A horned-demon "hannya mask" on the calf of Petra Simmons of Spokane won her the prize for best oriental tattoo for work done in the Spokane area.

The image "appealed to me because I don't think beauty is skin deep," she said.

Legend has it that a beautiful, but viciously mean, Japanese princess was punished by being forced to wear the mask of a red demon, Simmons said.

She also has a trio of Chinese lucky cats, representing her husband, herself and her son on her leg.

Judges studied designs for the overall quality, placement, execution and how well the type of art was achieved, said Alex Everett of 13 Shades Tattoo in Kennewick, one of four judges. Portraits should look lifelike, for instance, and "new school" tattoos should have a painterly quality with soft blends of different colors, he said.

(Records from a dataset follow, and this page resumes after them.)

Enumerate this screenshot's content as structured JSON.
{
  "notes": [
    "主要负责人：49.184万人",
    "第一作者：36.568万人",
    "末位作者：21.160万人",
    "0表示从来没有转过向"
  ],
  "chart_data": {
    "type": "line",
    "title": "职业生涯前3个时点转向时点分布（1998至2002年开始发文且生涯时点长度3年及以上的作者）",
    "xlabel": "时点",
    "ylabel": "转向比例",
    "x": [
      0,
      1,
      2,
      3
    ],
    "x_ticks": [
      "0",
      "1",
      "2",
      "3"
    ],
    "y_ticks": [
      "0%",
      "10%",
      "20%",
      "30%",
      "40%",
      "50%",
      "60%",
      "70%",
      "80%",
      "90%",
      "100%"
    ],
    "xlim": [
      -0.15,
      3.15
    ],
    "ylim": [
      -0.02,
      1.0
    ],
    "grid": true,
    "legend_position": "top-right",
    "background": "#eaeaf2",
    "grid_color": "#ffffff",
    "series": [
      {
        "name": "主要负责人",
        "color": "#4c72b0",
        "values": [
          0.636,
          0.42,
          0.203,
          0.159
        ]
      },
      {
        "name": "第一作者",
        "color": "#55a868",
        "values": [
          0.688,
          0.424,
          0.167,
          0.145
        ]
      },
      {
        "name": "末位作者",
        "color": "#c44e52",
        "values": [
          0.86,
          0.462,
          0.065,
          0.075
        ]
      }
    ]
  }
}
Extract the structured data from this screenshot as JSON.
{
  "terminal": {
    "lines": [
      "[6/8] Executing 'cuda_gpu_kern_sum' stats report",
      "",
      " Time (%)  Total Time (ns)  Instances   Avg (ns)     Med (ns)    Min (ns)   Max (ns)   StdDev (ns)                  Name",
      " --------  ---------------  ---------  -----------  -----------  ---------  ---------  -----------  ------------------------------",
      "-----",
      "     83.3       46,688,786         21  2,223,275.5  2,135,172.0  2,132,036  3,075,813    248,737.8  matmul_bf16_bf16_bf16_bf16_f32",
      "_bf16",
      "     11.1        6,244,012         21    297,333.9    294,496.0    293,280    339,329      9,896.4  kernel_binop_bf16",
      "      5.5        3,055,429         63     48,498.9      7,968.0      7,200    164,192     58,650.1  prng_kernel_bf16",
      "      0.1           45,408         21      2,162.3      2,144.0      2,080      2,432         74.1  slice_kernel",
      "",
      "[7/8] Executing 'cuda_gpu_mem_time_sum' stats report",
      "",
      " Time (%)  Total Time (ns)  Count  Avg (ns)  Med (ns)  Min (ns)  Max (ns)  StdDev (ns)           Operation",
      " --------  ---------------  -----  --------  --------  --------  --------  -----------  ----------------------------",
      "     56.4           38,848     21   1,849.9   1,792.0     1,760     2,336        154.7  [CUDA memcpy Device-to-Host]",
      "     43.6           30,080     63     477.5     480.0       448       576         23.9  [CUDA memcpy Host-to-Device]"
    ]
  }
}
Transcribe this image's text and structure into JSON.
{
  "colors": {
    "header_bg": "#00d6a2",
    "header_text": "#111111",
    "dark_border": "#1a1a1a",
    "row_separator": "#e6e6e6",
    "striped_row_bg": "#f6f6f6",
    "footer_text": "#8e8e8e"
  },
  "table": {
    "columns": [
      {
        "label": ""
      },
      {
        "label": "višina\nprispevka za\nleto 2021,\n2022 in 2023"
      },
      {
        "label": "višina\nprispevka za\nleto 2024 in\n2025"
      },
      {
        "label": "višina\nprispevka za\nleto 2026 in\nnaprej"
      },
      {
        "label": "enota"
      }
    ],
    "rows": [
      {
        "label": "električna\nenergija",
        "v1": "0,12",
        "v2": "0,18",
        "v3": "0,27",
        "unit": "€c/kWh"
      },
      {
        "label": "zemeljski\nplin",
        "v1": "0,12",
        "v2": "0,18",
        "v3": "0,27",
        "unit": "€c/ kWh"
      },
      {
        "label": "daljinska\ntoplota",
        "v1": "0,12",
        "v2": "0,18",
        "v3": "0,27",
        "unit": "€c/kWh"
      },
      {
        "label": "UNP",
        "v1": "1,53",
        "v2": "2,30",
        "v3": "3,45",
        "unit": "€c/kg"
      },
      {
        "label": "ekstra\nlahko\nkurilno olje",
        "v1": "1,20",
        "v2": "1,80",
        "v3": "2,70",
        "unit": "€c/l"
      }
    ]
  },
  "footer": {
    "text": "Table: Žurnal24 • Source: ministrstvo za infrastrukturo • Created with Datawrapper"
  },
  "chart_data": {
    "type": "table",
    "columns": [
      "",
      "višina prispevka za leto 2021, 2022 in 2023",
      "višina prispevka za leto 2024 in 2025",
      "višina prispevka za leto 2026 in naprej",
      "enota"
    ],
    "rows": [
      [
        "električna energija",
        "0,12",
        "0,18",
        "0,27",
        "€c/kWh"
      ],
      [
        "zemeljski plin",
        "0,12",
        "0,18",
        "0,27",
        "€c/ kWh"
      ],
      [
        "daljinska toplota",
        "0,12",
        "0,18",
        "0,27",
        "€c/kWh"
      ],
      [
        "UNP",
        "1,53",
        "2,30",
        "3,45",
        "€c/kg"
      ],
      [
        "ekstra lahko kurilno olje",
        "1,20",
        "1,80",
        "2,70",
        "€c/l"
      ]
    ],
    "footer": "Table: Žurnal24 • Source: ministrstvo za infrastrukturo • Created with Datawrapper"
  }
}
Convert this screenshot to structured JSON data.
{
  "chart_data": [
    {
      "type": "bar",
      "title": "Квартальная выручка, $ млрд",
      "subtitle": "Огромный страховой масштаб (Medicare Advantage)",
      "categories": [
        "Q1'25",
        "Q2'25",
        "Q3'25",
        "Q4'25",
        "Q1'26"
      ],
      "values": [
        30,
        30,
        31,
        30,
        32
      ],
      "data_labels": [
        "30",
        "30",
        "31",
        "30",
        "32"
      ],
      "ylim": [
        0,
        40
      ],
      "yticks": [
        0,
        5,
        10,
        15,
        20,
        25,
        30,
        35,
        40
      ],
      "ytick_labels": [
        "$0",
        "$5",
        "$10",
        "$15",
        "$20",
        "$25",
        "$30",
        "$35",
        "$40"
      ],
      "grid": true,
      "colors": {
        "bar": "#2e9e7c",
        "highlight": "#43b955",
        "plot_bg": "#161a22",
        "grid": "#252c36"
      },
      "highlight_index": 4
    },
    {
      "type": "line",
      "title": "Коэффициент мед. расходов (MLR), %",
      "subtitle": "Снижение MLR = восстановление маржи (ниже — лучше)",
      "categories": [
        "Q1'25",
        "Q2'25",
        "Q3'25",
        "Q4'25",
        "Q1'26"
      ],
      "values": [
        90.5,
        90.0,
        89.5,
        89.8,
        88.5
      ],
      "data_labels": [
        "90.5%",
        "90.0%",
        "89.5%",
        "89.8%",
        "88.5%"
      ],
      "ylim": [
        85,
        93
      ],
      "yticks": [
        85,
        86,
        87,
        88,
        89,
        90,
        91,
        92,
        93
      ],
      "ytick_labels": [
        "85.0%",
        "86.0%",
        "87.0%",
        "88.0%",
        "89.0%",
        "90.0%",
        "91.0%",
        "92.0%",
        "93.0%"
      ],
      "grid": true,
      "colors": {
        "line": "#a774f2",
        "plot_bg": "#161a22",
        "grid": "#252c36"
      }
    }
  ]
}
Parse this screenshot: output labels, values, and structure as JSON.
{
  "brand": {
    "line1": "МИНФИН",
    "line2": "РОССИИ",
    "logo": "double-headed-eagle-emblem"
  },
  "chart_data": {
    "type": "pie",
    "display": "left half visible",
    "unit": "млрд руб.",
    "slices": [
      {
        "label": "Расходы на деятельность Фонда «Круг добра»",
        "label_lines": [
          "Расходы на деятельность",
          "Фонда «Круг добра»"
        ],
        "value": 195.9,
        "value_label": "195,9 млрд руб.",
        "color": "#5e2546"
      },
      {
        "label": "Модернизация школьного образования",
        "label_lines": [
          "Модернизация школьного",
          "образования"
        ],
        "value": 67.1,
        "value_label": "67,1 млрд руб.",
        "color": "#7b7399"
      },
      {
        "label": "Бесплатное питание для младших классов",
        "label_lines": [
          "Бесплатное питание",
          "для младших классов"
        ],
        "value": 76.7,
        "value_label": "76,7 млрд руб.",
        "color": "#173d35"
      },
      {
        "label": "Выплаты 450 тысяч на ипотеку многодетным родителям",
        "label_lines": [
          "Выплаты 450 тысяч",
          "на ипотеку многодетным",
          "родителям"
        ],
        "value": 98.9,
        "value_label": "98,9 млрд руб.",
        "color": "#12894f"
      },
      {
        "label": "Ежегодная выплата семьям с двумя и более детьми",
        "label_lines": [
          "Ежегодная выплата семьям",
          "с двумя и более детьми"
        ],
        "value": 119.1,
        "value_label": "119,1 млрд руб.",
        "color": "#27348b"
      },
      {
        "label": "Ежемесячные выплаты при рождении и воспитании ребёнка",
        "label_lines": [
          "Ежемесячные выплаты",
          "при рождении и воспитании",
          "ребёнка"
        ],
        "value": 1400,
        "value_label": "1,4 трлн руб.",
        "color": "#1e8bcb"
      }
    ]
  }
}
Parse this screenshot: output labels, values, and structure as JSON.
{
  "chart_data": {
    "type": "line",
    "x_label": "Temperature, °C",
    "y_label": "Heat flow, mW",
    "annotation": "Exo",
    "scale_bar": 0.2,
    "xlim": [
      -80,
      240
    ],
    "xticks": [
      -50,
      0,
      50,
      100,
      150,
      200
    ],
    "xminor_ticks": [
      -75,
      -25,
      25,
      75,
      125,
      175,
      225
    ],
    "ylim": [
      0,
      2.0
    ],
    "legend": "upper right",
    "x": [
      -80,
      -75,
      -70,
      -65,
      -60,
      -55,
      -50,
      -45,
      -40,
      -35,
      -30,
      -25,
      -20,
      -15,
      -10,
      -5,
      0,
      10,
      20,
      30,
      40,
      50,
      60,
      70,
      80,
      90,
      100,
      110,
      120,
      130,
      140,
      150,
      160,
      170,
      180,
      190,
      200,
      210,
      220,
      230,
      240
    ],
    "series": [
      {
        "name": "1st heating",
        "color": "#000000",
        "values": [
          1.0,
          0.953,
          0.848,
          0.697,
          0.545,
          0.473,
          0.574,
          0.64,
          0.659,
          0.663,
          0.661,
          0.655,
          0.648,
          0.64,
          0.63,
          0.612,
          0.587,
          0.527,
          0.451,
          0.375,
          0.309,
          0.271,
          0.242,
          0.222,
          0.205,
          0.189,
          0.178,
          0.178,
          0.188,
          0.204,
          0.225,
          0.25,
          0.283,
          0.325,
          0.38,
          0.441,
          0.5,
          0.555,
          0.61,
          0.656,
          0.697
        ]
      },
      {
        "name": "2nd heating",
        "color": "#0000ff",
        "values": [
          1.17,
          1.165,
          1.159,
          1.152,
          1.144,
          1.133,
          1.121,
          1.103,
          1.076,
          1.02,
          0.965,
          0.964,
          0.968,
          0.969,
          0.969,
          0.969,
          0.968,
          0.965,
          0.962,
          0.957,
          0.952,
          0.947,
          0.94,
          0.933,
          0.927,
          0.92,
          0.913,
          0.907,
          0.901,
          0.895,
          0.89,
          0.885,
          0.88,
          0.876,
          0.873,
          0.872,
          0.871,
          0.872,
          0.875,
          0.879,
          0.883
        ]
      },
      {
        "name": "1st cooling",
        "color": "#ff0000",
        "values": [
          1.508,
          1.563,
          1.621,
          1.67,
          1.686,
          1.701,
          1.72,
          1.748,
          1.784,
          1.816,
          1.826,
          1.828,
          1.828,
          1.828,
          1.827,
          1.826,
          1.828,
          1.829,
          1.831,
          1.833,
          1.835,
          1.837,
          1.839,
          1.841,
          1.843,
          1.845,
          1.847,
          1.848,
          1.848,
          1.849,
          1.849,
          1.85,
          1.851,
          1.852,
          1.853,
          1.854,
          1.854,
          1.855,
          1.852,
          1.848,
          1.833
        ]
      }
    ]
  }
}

Jason Elliott, whose tattoos were done by Jerry Alvarez of the Tri-Cities, took the prizes in three categories: black and gray, portrait and sleeve. Derek Sams of Kennewick took best color. His tattoo was done by Jesse Walsh of Pasco, who also did McWain's baseball tattoos. McWain also won the full back tattoo category.

The final winner was Holly Roettger-Duncan, the Kennewick nurse who founded Modified Dolls, in the best traditional art category for work done by Jeanie Newby from the Spokane area.